Shortly after leaving Lukla we came across a colourful pheasant in the trees and someone else’s guide told us it was the national bird of Nepal. Right after that a young cow/yak hybrid came up to Sean begging for ear rubs, which really made his day. Even though I had trekking poles I had bought in Lukla, Sean insisted on hiring a porter to carry my bag in the town of Phakding, an hour or so out of Lukla. It ended up being a great idea and allowed me to enjoy the hike way more than I would have. The porter’s name was something like “Cherling” and he was only 18, having started portering and guiding at the age of 15. It cost the equivalent of $15 for the 6 hour hike with him to Namche. Before we left we stopped at his house so he could grab some things and his mother invited us to wait in her kitchen while she mashed potatoes into a paste using a board and roller on the floor. She was very friendly and insisted we eat a couple of apples from her tree, which were good despite being quite brown inside. I gave her an orange in exchange and I think she was happy about that. It was very cute to watch her nag her son and say her farewells to him. We had a really good experience with Cherling because he went above and beyond acting as a guide, pointing out a lot for us and teaching us about the area.
Ever since departing Lukla we were suddenly on a highway of tourists, which was strange after having the trail mostly to ourselves for the last week. We followed a steady stream of other people, sometimes at a crawl. One Spanish woman was making ridiculous attempts at passing people, once climbing up on a steep ledge where she was almost knocked off. A Nepali woman grabbed her arm to steady her and was thanked with nothing more than a glare. Then the Spanish lady tried to bust her way through a yak train, which are much more stubborn and aggressive than donkeys. Everyone else was waiting as they should, and the yak train drivers had to yell at this woman to get out of the way. Finally at a crowded rest stop that same woman used the toilet clearly marked “paid” rather than the one marked “free” and put up a huge fight with the Nepali employees trying to collect less than 50 cents from her; they didn’t even know how to react. Our guide later told us he thought she might be Israeli, as they are known to be so rude that some guides refuse to work for them. Sean had told me similar stories from around the world about the Israeli reputation, and it was funny to hear it coming from our guide.

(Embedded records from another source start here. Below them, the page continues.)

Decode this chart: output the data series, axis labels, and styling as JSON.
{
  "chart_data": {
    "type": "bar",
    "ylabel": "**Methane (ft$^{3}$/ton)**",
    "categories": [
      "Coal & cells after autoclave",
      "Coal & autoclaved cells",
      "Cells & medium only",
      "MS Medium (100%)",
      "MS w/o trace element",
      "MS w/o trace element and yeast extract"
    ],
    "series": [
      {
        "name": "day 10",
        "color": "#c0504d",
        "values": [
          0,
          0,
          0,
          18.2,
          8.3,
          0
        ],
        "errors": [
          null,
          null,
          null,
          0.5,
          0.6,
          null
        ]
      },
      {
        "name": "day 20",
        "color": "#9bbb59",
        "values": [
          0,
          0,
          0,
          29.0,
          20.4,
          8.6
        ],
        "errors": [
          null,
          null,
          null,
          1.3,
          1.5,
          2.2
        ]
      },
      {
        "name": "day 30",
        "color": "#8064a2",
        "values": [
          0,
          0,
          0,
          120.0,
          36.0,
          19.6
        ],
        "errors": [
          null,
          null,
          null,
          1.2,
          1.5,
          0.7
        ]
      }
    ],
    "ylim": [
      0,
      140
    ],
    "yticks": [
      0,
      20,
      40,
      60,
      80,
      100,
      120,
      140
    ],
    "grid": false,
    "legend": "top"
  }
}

While listening to the ridiculous antics at the rest stop, we finally got our first glimpse of Everest. I thought it was the plainest looking mountain I’ve ever seen; maybe it will be more impressive from another angle. Throughout the hike we crossed 4 suspension bridges, one that towered above another and was so high it swayed in the wind enough that you couldn’t walk straight. When we finally got to Namche, we rested for a couple days while getting things in order to start our major trek, the Three Passes. The day before we left for our trek, I came down with a nasty cold. After talking and planning for awhile, we decided Sean should carry on and test out the first mountain pass, while I stayed behind to kick my cold. We planned on reconvening in a week at a town a days hike from Namche, and heading to Everest base camp and Gokyo lakes from there. So lucky for you I’ve had more than enough time on my hands to be writing blog posts!